Iran’s Regime Is the Most Dangerous Enemy of Peace
The Islamic Republic’s fanatical pursuit of jihad is not merely a destabilizing force on the world stage; it is a moral crucible for the Muslim world, demanding it choose between the future and the abyss.
Iran’s rulers have waged a theological war against the Enlightenment. Their campaign is not simply anti-Israel; it is anti-reason, anti-memory, and anti-dignity. It is anti-modernity, anti-sovereignty, and anti-peace. It is a totalitarianism disguised in clerical garb, wielding martyrdom as a weapon and cynicism as a tool.
For too long, the world refused to name this plainly. Israel did not, not out of fear, but because survival leaves little room for philosophical indulgence. Because Israel, more than any other nation, has lived at the knife’s edge of Tehran’s ideology. To Israelis, the threat is not theoretical. It has a range, a warhead, and a return address. But what is now clearer than ever is this: Iran is not a threat to Israel alone. It is a threat to many countries in the Middle East. It is a threat to Muslims who wish to live without being told that piety means submission to tyranny. It is a threat to the very notion that the Middle East can exist in peace without submission to an imperial theology headquartered in Qom.
That is Tehran’s export policy. Too many observers, particularly in the West, fail to see what Israel’s generals see: that Tehran’s strategy is not chaos as collateral damage; it is chaos as architecture. A Middle East where Iran wins is not a Middle East at all. It is a caliphate of controlled chaos, with Mecca silenced, Cairo trembling, and Tel Aviv ash. Even now, in the midst of this, Israeli leaders speak not with hatred but with heartbreak. They speak of solidarity, not with the regime, but with the soul of a nation hijacked. Because in another history, a better one, Iran and Israel would be partners, not adversaries.
And yet, let us be precise about one thing: Israel does not war against the Iranian people. On the contrary, their freedom is one of the things Israel still believes in, even when the world forgets it. I have spoken with Iranians who whisper a truth too dangerous to shout: We do not want this regime. We did not choose these mullahs. We are prisoners of their ambitions. These are not Westernized dissidents. They are Persians who remember poetry, music, and dignity. They are sons and daughters of Cyrus, not pawns of Khamenei.

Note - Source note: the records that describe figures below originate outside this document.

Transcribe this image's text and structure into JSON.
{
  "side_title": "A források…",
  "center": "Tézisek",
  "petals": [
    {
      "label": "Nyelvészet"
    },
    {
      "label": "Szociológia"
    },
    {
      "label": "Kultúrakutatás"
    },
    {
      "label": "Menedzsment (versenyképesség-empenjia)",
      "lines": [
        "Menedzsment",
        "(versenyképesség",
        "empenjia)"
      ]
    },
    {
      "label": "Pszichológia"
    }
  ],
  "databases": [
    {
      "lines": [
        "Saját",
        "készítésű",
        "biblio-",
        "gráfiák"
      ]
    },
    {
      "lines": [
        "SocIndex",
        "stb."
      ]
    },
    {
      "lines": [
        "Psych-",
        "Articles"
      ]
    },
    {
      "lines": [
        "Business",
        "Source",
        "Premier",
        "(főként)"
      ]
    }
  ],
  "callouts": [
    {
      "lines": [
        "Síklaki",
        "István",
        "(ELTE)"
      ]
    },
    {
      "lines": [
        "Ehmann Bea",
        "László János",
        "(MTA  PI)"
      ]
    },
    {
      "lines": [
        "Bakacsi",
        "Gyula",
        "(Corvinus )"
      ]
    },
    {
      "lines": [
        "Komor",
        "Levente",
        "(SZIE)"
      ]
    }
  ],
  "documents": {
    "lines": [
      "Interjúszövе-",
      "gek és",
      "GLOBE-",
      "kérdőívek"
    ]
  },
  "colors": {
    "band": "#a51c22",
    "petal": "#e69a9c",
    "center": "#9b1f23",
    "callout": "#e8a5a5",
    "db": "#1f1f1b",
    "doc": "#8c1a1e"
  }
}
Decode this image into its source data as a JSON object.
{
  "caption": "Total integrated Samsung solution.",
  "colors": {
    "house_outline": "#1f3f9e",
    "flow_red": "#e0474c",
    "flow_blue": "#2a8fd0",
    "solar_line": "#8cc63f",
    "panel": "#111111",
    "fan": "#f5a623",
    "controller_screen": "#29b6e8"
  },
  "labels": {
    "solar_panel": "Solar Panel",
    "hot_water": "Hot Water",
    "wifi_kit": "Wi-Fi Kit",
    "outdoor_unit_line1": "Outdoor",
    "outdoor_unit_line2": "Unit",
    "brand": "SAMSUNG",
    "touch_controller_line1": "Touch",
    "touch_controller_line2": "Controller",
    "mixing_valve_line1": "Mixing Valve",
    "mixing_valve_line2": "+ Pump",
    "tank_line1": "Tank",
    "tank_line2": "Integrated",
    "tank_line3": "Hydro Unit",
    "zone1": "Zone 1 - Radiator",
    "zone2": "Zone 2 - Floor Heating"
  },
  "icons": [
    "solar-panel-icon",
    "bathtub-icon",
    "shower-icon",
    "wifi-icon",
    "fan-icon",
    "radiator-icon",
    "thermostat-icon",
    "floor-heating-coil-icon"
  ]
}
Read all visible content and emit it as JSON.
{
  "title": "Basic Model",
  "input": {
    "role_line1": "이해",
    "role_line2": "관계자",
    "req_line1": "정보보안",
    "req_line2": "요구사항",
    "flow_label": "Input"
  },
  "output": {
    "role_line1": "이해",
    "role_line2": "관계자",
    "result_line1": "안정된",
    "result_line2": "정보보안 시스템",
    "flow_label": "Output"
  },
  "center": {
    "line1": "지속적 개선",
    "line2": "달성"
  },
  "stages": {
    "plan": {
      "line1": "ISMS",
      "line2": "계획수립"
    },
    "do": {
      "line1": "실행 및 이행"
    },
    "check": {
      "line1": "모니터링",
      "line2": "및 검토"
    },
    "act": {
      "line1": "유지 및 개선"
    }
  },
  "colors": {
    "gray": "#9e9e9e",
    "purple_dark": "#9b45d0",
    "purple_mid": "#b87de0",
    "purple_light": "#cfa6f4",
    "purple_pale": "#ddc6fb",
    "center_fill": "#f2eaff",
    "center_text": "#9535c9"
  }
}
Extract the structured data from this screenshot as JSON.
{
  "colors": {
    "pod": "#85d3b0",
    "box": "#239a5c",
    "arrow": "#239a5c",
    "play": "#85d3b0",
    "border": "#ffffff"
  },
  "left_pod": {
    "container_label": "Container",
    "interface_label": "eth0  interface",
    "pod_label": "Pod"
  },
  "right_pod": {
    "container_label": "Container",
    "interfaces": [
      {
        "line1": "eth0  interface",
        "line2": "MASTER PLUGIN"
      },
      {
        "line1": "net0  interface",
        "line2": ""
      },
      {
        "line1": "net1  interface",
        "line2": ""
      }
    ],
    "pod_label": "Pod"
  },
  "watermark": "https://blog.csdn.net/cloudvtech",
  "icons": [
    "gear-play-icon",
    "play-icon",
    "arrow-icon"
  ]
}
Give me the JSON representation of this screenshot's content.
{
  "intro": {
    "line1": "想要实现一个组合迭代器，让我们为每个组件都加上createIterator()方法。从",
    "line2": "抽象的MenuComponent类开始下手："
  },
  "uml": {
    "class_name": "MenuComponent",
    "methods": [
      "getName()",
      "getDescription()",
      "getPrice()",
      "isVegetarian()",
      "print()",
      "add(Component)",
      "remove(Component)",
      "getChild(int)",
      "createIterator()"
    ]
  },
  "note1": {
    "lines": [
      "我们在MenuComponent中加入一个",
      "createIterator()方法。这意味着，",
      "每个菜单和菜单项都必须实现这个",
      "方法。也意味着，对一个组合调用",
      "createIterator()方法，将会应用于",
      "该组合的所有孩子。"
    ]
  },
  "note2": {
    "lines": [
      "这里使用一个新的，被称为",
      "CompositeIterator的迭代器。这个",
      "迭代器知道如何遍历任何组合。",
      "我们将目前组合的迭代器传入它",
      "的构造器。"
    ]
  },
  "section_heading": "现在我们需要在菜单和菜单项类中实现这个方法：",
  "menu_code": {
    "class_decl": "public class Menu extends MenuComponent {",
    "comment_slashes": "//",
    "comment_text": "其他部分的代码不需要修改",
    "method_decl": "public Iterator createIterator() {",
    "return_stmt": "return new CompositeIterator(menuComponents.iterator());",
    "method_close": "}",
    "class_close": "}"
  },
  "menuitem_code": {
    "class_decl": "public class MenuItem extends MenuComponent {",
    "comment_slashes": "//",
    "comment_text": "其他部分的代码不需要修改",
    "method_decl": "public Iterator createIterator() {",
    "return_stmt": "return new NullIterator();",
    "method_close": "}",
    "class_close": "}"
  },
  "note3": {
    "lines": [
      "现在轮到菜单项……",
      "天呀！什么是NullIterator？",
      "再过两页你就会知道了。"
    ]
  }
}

Israel knows this. It always has. This is why Israeli pilots aim for uranium bunkers, not bazaars. This is why when Israeli missiles strike, they carry pain but never contempt. This is not an abstract principle. It is why Israel fights not to conquer but to protect. And it is why the world’s silence has become deafening.
Let me be blunt: the West has coddled this regime for too long and negotiated, financed, and romanticized it. Foreign ministries call for “mutual de-escalation” as if a death cult could be coaxed into moderation.
They are wrong. And Israel has paid the price for their illusions. Iran does not merely seek nuclear weapons; it seeks the annihilation of the Jewish future.
So what must be done? First, let no Western leader speak of ceasefires until Tehran’s proxies are disarmed and its uranium is dust. Let no Western diplomat utter the word “peace” unless it means peace for Jews, peace for Arabs, and peace for Persians alike. And let no journalist pretend that what we are witnessing is a “conflict.” It is not. It is a defense against extinction. To my friends in Europe and America, history will ask what you did when the world’s last Jewish state stood alone against the world’s most ancient antisemitic regime. Did you stand beside it or behind a podium?
This is not just Israel’s war. The chance to write that better history begins now, with eyes open, hands steady, and hearts unwilling to look away.